Ikonen, glauben orthodoxe Christen, sind keine Bilder sondern Fenster in den Himmel. Durch sie kann man mit den Heiligen von Angesicht zu Angesicht sprechen.

Die Nullerjahre waren für sanctclara die Zeit des ökumenischen Aufbruchs. Vor allem die Schuldekanate blühten in dem neuen Haus auf. Die Mannheimer Religionslehrer trugen ihre Materialien von Unterrichtsentwürfen über Bastelanleitungen bis hin zu DVDs in der weitläufigen, weißen Medienstelle von sanctclara zusammen. Erfahrene Pädagogen wurden mit halbem Deputat als Bibliothekare eingestellt. Fertig war der Schatzkasten für Religionspädagogen aus der ganzen Region. „An den Mannheimer Schulen wird inzwischen durchgängig ökumenisch gedacht“, weiß Pfarrer Vette.

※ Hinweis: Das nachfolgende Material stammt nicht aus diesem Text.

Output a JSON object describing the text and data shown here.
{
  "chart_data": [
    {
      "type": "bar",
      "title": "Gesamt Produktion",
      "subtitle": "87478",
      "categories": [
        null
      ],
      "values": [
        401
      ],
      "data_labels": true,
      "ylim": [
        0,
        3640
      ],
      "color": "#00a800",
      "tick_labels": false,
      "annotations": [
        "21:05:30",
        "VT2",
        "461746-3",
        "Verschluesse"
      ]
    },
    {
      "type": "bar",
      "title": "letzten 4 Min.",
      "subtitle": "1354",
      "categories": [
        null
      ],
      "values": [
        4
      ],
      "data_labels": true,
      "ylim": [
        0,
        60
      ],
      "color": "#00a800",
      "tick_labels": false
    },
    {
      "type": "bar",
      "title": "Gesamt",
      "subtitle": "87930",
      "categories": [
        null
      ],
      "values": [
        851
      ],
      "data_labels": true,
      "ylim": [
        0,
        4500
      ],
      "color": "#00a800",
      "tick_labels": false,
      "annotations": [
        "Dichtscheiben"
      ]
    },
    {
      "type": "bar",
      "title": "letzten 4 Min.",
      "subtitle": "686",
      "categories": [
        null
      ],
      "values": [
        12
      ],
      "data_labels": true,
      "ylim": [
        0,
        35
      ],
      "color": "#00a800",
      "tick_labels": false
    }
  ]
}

Erwachsenenbildung ist ein diffizileres Geschäft. In den Anfangsjahren war das sanctclara-Programm „politisch, links und kritisch“ (Joachim Vette). Man wollte das eigene Profil schärfen, sich von den beiden Mutterkirchen emanzipieren. Fromm ging gar nicht.

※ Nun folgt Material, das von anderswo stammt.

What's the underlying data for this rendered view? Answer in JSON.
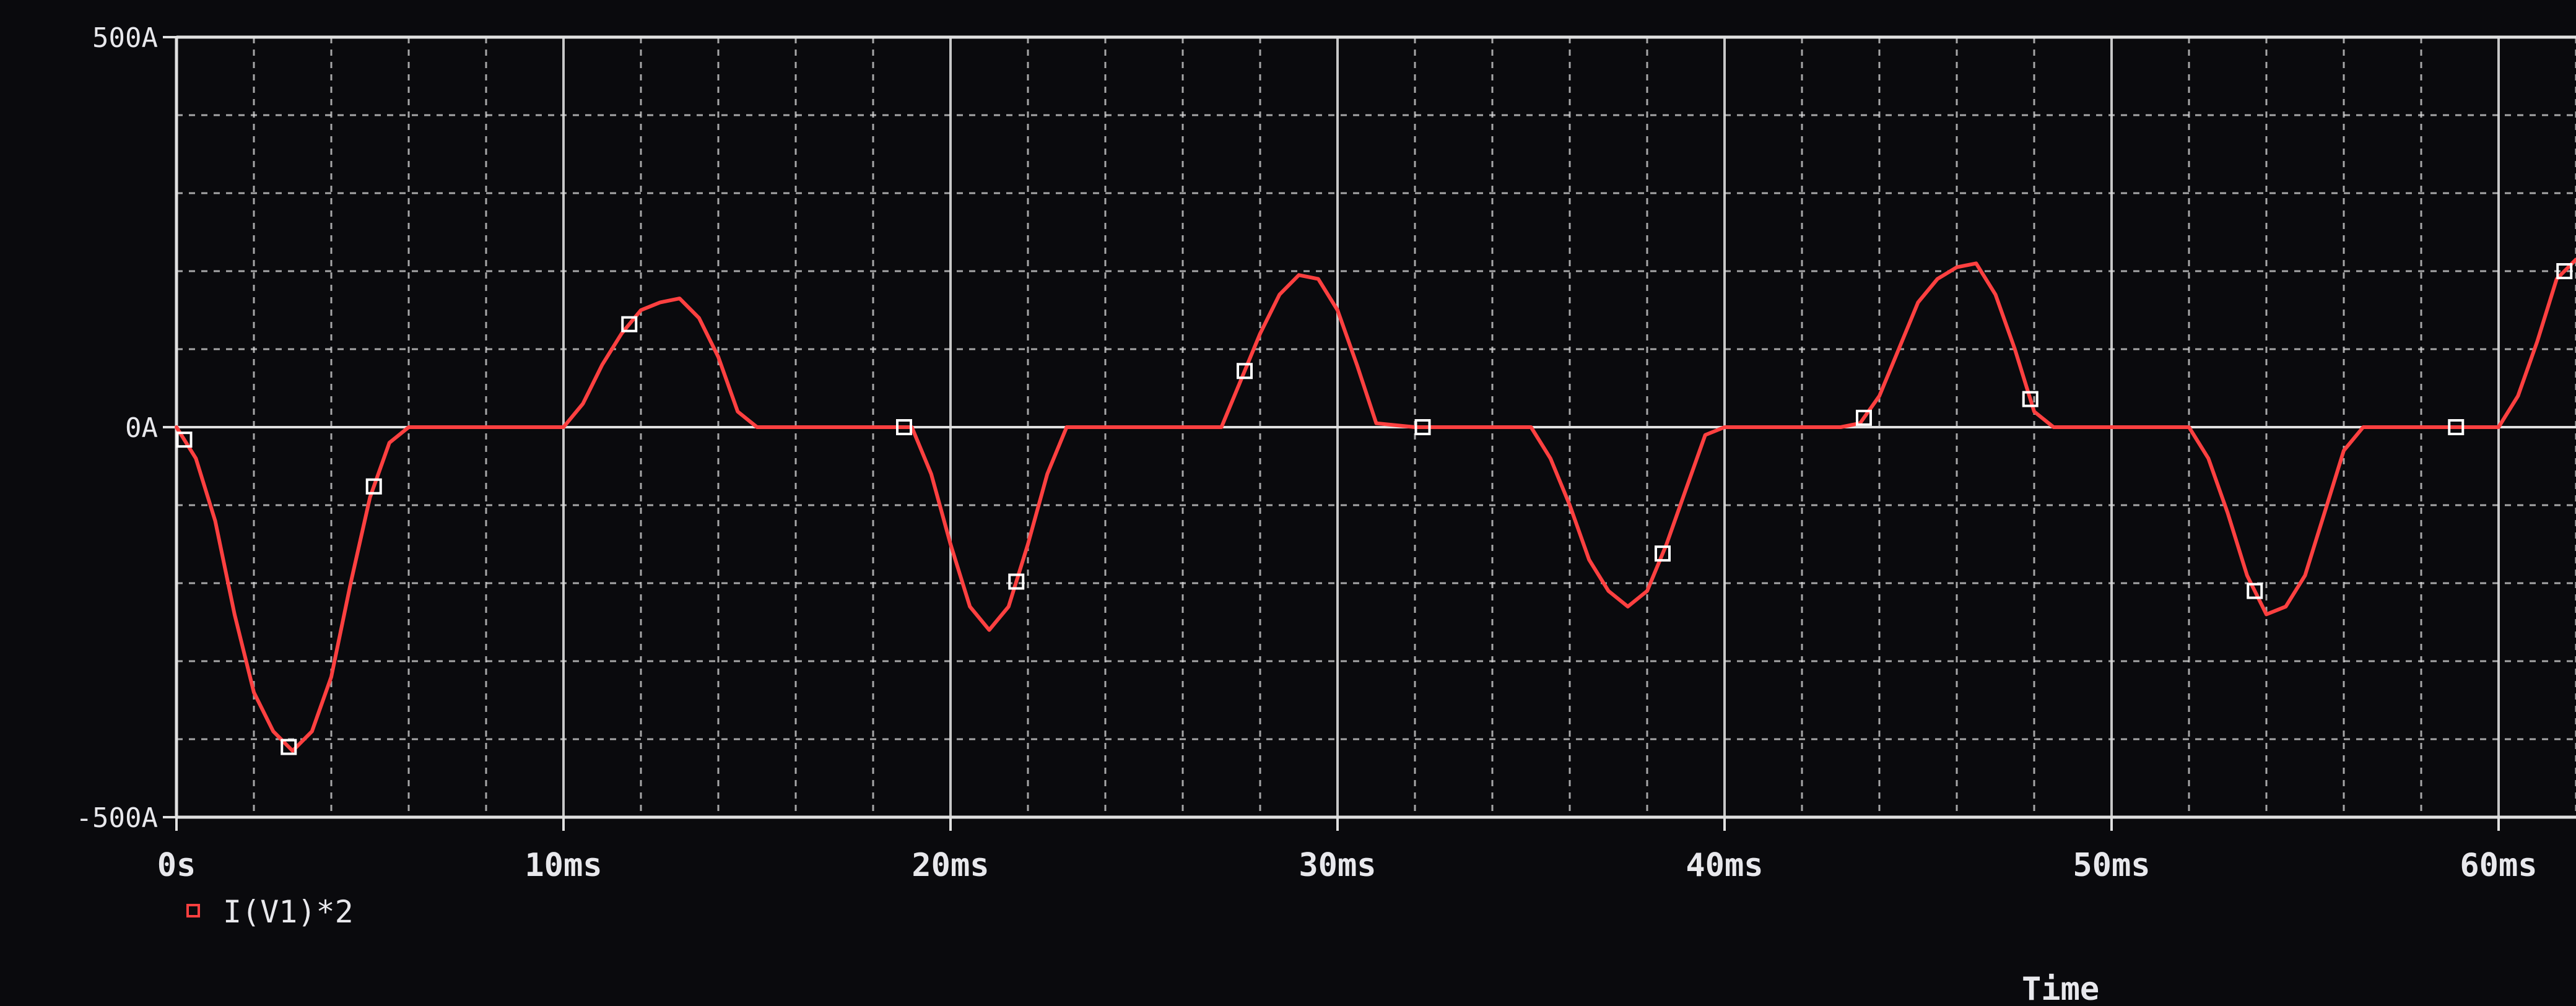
{
  "window": {
    "background": "#0a0a0d"
  },
  "chart_data": {
    "type": "line",
    "title": "",
    "xlabel": "Time",
    "ylabel": "",
    "xlim": [
      0,
      62
    ],
    "ylim": [
      -500,
      500
    ],
    "x_unit": "ms",
    "y_unit": "A",
    "x_ticks": [
      {
        "value": 0,
        "label": "0s"
      },
      {
        "value": 10,
        "label": "10ms"
      },
      {
        "value": 20,
        "label": "20ms"
      },
      {
        "value": 30,
        "label": "30ms"
      },
      {
        "value": 40,
        "label": "40ms"
      },
      {
        "value": 50,
        "label": "50ms"
      },
      {
        "value": 60,
        "label": "60ms"
      }
    ],
    "y_ticks": [
      {
        "value": 500,
        "label": "500A"
      },
      {
        "value": 0,
        "label": "0A"
      },
      {
        "value": -500,
        "label": "-500A"
      }
    ],
    "grid": true,
    "grid_x_minor_per_major": 5,
    "grid_y_step": 100,
    "legend_position": "bottom-left",
    "colors": {
      "background": "#0a0a0d",
      "grid": "#dcdcdc",
      "axis": "#e0e0e0",
      "trace": "#ff4040",
      "marker": "#ffffff",
      "text": "#e8e8ec"
    },
    "series": [
      {
        "name": "I(V1)*2",
        "color": "#ff4040",
        "marker": "square",
        "x": [
          0,
          0.5,
          1.0,
          1.5,
          2.0,
          2.5,
          3.0,
          3.5,
          4.0,
          4.5,
          5.0,
          5.5,
          6.0,
          7.0,
          8.0,
          9.0,
          10.0,
          10.5,
          11.0,
          11.5,
          12.0,
          12.5,
          13.0,
          13.5,
          14.0,
          14.5,
          15.0,
          16.0,
          17.0,
          18.0,
          19.0,
          19.5,
          20.0,
          20.5,
          21.0,
          21.5,
          22.0,
          22.5,
          23.0,
          24.0,
          25.0,
          26.0,
          27.0,
          27.5,
          28.0,
          28.5,
          29.0,
          29.5,
          30.0,
          30.5,
          31.0,
          32.0,
          33.0,
          34.0,
          35.0,
          35.5,
          36.0,
          36.5,
          37.0,
          37.5,
          38.0,
          38.5,
          39.0,
          39.5,
          40.0,
          41.0,
          42.0,
          43.0,
          43.5,
          44.0,
          44.5,
          45.0,
          45.5,
          46.0,
          46.5,
          47.0,
          47.5,
          48.0,
          48.5,
          49.0,
          50.0,
          51.0,
          52.0,
          52.5,
          53.0,
          53.5,
          54.0,
          54.5,
          55.0,
          55.5,
          56.0,
          56.5,
          57.0,
          58.0,
          59.0,
          60.0,
          60.5,
          61.0,
          61.5,
          62.0
        ],
        "y": [
          0,
          -40,
          -120,
          -240,
          -340,
          -390,
          -415,
          -390,
          -320,
          -200,
          -90,
          -20,
          0,
          0,
          0,
          0,
          0,
          30,
          80,
          120,
          150,
          160,
          165,
          140,
          90,
          20,
          0,
          0,
          0,
          0,
          0,
          -60,
          -150,
          -230,
          -260,
          -230,
          -150,
          -60,
          0,
          0,
          0,
          0,
          0,
          60,
          120,
          170,
          195,
          190,
          150,
          80,
          5,
          0,
          0,
          0,
          0,
          -40,
          -100,
          -170,
          -210,
          -230,
          -210,
          -150,
          -80,
          -10,
          0,
          0,
          0,
          0,
          5,
          40,
          100,
          160,
          190,
          205,
          210,
          170,
          100,
          20,
          0,
          0,
          0,
          0,
          0,
          -40,
          -110,
          -190,
          -240,
          -230,
          -190,
          -110,
          -30,
          0,
          0,
          0,
          0,
          0,
          40,
          110,
          190,
          215
        ]
      }
    ],
    "marker_x": [
      0.2,
      2.9,
      5.1,
      11.7,
      18.8,
      21.7,
      27.6,
      32.2,
      38.4,
      43.6,
      47.9,
      53.7,
      58.9,
      61.7
    ]
  },
  "legend": {
    "label": "I(V1)*2"
  }
}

Die Christusikone hat sanctclara stiller gemacht

Äußerlich unscheinbar: sanctclara im Innenstadtquadrat B 5

Inzwischen ist das Ökumenische Bildungszentrum erwachsen geworden und sucht Antworten auf die Frage, wie der Glaube Hilfestellung sein kann für den durchgetakteten Menschen. Wo findet man Orientierung, wenn die klassischen Bezugssysteme wie Heimat und Familientradition verschwinden? „Jeder soll seine eigene Identität konstruieren“, überlegt Joachim Vette. Viele seien damit überfordert. „Da hat kirchliche Erwachsenenbildung eine große Rolle zu spielen.“

Die Christusikone hat sanctclara verändert. Es ist stiller geworden. Jeden Mittwoch versammelt sich jetzt eine „ökumenische Gemeinschaft“ im Andachtsraum unterm Dach. Man betet gemeinsam das Mittagsgebet, dann gibt es in der Küche eine Suppe. 15 Menschen kommen regelmäßig. Viele andere beten das Mittagsgebet mit. Dort, wo sie gerade sind.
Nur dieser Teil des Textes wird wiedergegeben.